In one of his very first if not his first official act, he appointed a man seen as a champion of white supremacy as the number-one strategist in the White House — number one, everybody else under him. According to CNN, and I quote — “white nationalist leaders are praising Trump’s decision to name Stephen Bannon as his chief strategist.” In the same article, they say they see Bannon “as an advocate for policies they favor.”
According to [Southern] Poverty Law Center, Bannon “was the main driver between [sic] Breitbart becoming a white ethno-nationalist propaganda mill.” When asked to comment on Bannon’s hiring, KKK leader David Duke told CNN, “I think that’s excellent.” Court filings stated that Bannon said “that he doesn’t like Jews and that he doesn’t like the way they raise their kids to be whiny brats, and that he didn’t want his girls to go to school with Jews.” That’s a court document.

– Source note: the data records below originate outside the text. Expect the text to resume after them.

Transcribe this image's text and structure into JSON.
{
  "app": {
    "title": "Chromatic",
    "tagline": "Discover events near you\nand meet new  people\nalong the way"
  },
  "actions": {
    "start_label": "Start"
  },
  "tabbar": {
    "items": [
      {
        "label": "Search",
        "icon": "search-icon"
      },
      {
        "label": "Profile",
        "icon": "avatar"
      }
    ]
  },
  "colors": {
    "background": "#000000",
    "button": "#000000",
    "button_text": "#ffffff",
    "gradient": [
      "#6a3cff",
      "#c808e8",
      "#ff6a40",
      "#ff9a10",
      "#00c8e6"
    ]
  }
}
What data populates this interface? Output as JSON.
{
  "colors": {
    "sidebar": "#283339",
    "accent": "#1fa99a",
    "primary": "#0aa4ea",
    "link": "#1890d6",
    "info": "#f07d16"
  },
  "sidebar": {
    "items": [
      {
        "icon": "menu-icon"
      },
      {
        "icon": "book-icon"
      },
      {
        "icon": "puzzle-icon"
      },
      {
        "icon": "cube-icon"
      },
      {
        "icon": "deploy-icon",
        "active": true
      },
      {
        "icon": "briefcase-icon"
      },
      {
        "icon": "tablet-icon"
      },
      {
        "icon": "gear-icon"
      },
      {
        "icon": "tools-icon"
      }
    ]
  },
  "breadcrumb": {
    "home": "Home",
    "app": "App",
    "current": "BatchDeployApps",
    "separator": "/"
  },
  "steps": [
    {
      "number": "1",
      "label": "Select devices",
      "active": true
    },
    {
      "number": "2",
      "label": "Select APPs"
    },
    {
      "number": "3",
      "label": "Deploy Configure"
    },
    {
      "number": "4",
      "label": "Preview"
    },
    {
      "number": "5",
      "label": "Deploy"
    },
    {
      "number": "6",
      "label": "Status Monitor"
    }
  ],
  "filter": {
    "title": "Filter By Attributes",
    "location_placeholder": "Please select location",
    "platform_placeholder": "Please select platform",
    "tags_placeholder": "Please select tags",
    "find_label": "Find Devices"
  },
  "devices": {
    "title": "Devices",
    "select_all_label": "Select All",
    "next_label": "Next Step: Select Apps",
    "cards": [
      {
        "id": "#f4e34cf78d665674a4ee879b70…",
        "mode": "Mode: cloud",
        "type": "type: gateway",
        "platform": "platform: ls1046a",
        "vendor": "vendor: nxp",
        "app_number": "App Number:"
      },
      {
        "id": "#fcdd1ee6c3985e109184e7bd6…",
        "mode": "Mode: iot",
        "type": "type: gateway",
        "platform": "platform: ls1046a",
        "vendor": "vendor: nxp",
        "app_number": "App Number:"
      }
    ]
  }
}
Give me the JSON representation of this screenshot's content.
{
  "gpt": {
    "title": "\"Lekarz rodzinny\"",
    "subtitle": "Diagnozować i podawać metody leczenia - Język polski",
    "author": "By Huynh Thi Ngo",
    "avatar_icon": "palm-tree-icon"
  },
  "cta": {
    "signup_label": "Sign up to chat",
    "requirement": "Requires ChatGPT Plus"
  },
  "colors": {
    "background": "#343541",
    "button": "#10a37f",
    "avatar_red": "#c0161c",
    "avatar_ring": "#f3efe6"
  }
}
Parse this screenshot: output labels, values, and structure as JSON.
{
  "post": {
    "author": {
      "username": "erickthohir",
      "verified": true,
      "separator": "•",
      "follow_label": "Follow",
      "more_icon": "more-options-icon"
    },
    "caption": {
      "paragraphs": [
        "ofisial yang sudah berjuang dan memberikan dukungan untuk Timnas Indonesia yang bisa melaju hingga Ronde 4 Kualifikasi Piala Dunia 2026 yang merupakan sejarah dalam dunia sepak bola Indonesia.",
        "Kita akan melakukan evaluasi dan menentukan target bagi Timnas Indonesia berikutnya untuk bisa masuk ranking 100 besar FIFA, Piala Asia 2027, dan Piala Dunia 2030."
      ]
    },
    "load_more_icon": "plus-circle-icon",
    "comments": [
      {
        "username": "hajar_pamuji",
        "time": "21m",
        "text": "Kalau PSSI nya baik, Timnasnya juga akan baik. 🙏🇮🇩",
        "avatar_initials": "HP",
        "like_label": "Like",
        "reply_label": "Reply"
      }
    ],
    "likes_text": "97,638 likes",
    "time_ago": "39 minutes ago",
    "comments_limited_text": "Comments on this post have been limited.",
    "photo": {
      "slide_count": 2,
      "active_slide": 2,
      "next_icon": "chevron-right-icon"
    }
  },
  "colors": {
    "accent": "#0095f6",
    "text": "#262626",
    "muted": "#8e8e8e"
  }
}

By placing a champion of white supremacists a step away from the Oval Office, what message does Trump send to the young girl who woke up Wednesday morning in Rhode Island afraid to be a woman of color in America? It’s not a message of healing. If Trump is serious about seeking unity, the first thing he should do is rescind his appointment of Steve Bannon.
Rescind it. Don’t do it. Think about this. Don’t do it.
As long as a champion of racial division is a step away from the Oval Office, it would be impossible to take Trump’s efforts to heal the nation seriously. So I say to Donald Trump: take responsibility. Rise to the dignity of the office of the President of the United States. Instead of hiding behind your Twitter account, and show America that racism, bullying, and bigotry have no place in the White House or in America.
Sen. John Cornyn spoke on the Senate floor after Reid and accused the Democrat of being a sore loser. “We used to call people like that ‘sore losers,'” he said. “But frankly, what he does is also contribute to the coarsening of our discourse and debate here in the United States Senate.”